C2SEPEM - Center for Computational Study of Excited-State Phenomena in Energy Materials

Steven G. Louie

sglouie@berkeley.edu
(510) 642-1709
UC Berkeley and Lawrence Berkeley National Laboratory, Berkeley, CA
Louie Group | Faculty Profile

Steven G. Louie is Professor of Physics at the University of California at Berkeley and Senior Faculty Scientist at the Lawrence Berkeley National Laboratory. He received his Ph.D. in physics from UC Berkeley in 1976. After having worked at the IBM Watson Research Center, Bell Laboratories, and U of Pennsylvania, he joined the UC Berkeley faculty in 1980.

Professor Louie is a member of the National Academy of Sciences, the American Academy of Arts and Sciences, the Academia Sinica (Taiwan), and is a fellow of the American Physical Society (APS) and the American Association for the Advancement of Science. He is the recipient of the APS Aneesur Rahman Prize for Computational Physics, the APS Davisson-Germer Prize in Surface Physics, the Materials Theory Award of the Materials Research Society, the Foresight Institute Richard P. Feynman Prize in Nanotechnology, the Jubilee Professorship of Chalmers University in Sweden, and the U.S. Department of Energy (DOE) Award for Sustained Outstanding Research in Solid State Physics, among other honors.
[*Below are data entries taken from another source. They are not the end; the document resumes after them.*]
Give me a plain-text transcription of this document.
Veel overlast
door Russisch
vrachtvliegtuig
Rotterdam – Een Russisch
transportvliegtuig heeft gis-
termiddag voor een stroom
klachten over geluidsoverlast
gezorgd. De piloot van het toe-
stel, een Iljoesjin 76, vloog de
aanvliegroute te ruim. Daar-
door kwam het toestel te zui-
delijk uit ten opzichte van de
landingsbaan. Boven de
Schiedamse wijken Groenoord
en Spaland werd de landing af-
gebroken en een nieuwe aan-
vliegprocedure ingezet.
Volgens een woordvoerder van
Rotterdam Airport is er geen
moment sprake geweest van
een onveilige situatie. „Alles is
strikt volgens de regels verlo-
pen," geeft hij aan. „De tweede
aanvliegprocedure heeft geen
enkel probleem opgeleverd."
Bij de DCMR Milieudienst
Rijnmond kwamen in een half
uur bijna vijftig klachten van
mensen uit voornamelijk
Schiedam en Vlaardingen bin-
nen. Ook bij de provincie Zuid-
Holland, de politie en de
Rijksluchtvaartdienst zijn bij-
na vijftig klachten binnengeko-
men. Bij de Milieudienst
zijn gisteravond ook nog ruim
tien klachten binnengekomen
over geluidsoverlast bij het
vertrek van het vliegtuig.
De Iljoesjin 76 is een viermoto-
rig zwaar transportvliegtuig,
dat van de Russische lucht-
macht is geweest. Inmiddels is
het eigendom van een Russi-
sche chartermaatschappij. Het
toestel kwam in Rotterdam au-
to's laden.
Professor Louieā€™s research spans a broad spectrum of topics in theoretical condensed matter physics and nanoscience. He is known for his pioneering work on the ab initio GW method, which led to his resolution of the bandgap problem in semiconductors and founding of the field of first-principles study of excited-state properties of materials, and for his seminal work on surfaces and interfaces, nanostructures, and reduced-dimensional systems. He was a founding scientific director of the Molecular Foundry, a DOE national nanoscience center. Professor Louie has published over 580 scientific papers, been awarded 7 patents, edited 3 monographs, and written a graduate textbook Fundamentals of Condensed Matter Physics (Cambridge University Press, co-authored with Marvin Cohen).

He is identified by the ISI Web of Science as one of the most highly cited researchers in physics and nanoscience (h=116 on Web of Science with over 56,000 citations, and h=170 on Google Scholar with over 131,000 citations).